Akamai’s Gecko initiative deploys compute at the edge to create world’s most distributed cloud platform
The developer-focused cloud computing firm Akamai Technologies Inc. has announced ambitious plans to embed a range of cloud computing services within its sprawling edge content delivery network.
Announced today, Akamai’s Generalized Edge Compute or Gecko initiative is about helping companies deliver better experiences by moving their workloads closer to end users. The launch of Gecko is another step toward the company’s vision of creating an alternative kind of cloud platform that meets the needs of high-performance applications, with lower latencies and global scalability.
Akamai argues that the traditional cloud computing architectures built by companies like Amazon Web Services Inc. and Google Cloud were never designed for this. By leveraging its edge network, Akamai says, Gecko will provide a way for companies to move their heaviest compute workloads to the edge of its network. Such workloads have historically always been consigned to centralized data centers, but can now be hosted in hundreds of previously out of reach locations, bringing them closer to more end users, the company said.
In early trials of the Gecko edge architecture, customers have demonstrated that applications such as artificial intelligence inference, multiplayer gaming, and social and streaming media are ideally suited to take advantage of its closer proximity to end users. Akamai has also identified up and coming use cases, such as immersive retail experiences, spatial computing and consumer and industrial internet of things applications as being suitable for edge distribution.

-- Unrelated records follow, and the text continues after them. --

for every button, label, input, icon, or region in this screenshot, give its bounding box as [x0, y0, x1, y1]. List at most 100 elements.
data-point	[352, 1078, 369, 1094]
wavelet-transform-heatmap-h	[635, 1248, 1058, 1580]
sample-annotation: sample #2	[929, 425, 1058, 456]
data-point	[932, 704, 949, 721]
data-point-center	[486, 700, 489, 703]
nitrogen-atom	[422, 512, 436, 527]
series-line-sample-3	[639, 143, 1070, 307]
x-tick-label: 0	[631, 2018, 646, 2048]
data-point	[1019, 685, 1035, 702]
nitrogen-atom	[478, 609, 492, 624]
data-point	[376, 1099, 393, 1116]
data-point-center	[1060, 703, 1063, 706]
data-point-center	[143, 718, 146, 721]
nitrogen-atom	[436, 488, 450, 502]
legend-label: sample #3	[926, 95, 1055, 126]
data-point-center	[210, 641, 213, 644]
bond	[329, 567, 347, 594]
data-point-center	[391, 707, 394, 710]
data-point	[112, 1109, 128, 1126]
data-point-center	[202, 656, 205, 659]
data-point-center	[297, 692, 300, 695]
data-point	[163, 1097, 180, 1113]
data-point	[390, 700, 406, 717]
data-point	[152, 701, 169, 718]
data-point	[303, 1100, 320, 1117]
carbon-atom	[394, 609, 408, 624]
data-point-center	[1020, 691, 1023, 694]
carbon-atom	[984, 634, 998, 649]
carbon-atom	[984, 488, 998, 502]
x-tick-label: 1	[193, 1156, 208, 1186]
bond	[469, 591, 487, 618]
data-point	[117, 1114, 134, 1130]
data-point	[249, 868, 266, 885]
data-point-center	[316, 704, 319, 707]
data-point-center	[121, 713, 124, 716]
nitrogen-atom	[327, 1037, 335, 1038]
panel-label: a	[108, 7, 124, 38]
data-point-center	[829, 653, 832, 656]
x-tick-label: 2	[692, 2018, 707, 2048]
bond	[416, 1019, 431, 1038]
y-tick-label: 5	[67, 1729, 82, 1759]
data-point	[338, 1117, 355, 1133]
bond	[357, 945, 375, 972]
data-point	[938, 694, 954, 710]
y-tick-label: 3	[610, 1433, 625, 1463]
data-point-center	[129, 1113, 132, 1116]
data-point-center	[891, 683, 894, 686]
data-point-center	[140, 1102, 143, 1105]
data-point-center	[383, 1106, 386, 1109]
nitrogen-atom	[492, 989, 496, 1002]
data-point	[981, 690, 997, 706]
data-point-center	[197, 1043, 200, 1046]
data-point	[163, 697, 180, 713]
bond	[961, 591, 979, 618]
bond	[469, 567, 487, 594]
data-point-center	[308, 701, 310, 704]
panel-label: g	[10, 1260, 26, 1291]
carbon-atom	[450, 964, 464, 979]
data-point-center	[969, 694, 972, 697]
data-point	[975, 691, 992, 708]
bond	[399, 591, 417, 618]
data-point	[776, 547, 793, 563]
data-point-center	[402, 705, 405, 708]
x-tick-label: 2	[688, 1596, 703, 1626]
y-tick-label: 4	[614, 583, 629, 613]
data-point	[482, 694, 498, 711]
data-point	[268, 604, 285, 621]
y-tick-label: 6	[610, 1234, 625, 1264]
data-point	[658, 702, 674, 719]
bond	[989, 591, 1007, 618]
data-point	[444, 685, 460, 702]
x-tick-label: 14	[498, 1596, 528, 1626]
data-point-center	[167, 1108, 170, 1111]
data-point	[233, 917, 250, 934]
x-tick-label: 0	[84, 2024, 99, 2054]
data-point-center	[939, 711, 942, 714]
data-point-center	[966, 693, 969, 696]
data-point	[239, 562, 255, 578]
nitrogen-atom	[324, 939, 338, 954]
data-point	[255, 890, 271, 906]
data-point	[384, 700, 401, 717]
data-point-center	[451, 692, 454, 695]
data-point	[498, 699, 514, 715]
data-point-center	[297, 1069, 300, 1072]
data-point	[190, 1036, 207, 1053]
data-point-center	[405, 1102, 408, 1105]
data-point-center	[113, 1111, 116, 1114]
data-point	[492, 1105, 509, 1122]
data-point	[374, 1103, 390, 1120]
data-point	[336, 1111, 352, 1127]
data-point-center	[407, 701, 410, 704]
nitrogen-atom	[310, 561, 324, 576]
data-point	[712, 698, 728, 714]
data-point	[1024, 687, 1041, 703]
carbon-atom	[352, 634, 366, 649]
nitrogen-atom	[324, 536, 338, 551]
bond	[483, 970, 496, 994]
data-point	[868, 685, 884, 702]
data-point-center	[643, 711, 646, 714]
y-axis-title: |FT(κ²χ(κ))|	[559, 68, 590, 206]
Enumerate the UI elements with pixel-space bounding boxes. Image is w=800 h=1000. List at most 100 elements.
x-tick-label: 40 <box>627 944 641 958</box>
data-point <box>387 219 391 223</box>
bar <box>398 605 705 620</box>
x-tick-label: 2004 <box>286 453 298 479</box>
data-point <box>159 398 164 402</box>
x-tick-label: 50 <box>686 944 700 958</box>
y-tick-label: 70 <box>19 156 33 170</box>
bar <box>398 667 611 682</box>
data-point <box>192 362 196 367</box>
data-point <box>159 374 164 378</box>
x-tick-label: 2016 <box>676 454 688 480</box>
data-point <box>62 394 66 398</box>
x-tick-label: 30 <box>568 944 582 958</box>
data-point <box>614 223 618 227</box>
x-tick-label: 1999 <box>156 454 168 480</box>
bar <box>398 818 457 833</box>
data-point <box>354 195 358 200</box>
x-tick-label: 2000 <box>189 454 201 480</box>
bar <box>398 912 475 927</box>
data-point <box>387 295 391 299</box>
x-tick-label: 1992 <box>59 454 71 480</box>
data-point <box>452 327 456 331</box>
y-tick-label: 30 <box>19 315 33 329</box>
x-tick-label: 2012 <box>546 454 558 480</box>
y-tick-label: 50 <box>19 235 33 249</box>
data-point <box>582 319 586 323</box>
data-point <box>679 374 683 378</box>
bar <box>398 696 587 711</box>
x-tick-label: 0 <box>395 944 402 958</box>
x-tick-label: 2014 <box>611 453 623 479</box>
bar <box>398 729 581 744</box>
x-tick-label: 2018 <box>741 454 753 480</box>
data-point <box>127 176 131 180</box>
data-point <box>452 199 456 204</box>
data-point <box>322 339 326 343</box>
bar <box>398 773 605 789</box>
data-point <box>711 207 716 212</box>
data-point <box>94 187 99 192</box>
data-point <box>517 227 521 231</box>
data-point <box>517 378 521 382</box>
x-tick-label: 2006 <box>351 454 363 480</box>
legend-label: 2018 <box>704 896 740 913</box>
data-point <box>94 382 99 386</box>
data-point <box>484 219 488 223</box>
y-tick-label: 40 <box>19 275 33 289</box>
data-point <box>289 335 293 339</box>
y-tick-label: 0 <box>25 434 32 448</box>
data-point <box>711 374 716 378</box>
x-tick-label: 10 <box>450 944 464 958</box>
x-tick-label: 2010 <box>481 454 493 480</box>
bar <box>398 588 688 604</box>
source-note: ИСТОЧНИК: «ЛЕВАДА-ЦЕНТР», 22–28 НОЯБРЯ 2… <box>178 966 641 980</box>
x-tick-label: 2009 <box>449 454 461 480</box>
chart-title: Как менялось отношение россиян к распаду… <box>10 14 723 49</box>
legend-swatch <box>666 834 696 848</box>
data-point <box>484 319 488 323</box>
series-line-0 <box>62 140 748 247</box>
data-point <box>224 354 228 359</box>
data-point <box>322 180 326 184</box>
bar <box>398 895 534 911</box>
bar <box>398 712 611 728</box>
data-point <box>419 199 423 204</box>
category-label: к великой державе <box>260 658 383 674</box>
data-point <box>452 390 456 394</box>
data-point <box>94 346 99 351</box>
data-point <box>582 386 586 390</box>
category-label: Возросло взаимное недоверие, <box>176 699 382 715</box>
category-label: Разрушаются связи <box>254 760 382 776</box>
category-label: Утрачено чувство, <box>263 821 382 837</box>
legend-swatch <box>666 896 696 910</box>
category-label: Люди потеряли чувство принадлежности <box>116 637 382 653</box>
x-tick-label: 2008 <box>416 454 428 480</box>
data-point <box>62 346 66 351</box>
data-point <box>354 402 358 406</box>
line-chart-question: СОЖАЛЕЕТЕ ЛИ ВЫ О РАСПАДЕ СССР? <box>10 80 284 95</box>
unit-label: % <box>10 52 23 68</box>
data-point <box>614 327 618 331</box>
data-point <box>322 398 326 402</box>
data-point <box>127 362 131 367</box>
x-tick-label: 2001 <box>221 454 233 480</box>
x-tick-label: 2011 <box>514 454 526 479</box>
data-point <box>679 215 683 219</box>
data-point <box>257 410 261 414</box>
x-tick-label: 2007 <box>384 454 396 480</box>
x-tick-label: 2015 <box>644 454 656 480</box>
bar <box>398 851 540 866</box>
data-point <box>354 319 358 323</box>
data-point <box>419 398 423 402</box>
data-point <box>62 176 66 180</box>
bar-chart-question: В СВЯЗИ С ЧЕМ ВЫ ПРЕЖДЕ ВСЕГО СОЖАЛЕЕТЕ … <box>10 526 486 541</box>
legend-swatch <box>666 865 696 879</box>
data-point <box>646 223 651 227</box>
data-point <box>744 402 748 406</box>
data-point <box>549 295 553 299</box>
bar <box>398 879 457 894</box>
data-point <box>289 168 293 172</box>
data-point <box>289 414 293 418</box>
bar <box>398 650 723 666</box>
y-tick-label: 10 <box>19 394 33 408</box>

One advantage of Akamai’s edge network is that traditional cloud platforms treat cloud and edge networks separately. But with Gecko, Akamai is able to deploy generalized compute capabilities atop of its existing edge network, taking advantage of its existing tools, processes and observability systems to ensure a consistent experience from the cloud to the edge. In this way, it can support heavy workloads with full-stacking compute at hundreds of previously hard-to-reach locations.
Akamai’s edge network is one of the biggest in the world, due to the company’s status as one of the world’s leading content delivery network providers. Despite being a leader in CDN, it has ambitions to disrupt the cloud computing landscape too, taking on the likes of AWS. Its plans resulted from its $900 million acquisition of the developer cloud infrastructure-as-a-service provider Linode LLC in early 2022.
Following that acquisition, Akamai launched its Connected Cloud platform last year. Its cloud infrastructure piggybacks on its CDN to span an impressive 4,200 locations in 134 countries, putting essential cloud resources such as compute, storage, databases and more, closer to users in virtually every region in the world. That’s why Akamai claims to be the most widely distributed cloud infrastructure platform of all, providing global reach and single-digit-millisecond latencies for high-performance workloads.
The scale of Akamai’s Gecko initiative will mean that developers no longer have to consider the limitations of their cloud platforms when building low-latency applications designed to be deployed at the edge, the company said.
Akamai says it expects to see big demand for Gecko, citing a 2023 study by ClearPath Strategies that found two-thirds of information technology decision-makers will increase their use of distributed cloud services in the next 12 months. A third of those respondents added that they consider the benefits of distributed cloud, such as the ability to process data at the edge, where it is created, to be mission-critical.
Akamai co-founder and Chief Executive Tom Leighton said Gecko is the most exciting development in the cloud in the last decade, representing the next phase of the company’s roadmap to build a more connected cloud platform for enterprises. “We began delivering on that roadmap with the launch of Akamai Connected Cloud and the rapid rollout of new core compute regions around the world,” Leighton said. “With Gecko, we’re furthering that vision by combining the computing power of our cloud platform with the proximity and efficiency of the edge, to put workloads closer to users than any other cloud provider. When we say we operate at planetary scale, this is what we mean.”
International Data Corp. analyst Dave McCarthy said Akamai is delivering on the promise it made when it first acquired Linode, integrating essential compute capabilities with its security and content delivery services. “What it’s doing now with Gecko is an example of the more distributed cloud world we’re heading towards, driven by enterprise demands to put compute and data closer to the edge,” he said.
There will be three steps to the rollout of Akamai Gecko, with phase one being to embed compute with support for virtual machines in 100 cities by the end of the year. So far, the company has already deployed Gecko-architected regions in underserved locations such as Hong Kong; Kuala Lumpur, Malaysia; Queretaro, Mexico; Johannesburg, South Africa; Bogota, Colombia; Denver, Colorado; Houston, Texas; Hamburg, Germany; and Marseille, France. Ultimately, Akamai intends to expand Gecko to hundreds of global cities in the coming years.
Phase two of Gecko is expected to kick off later this year, when Akamai adds support for application containers in those regions. Finally, phase three will see Gecko regions add support for automated workload orchestration, paving the way for developers to deploy high-performance applications across hundreds of distributed locations, with a consistent user experience in each one.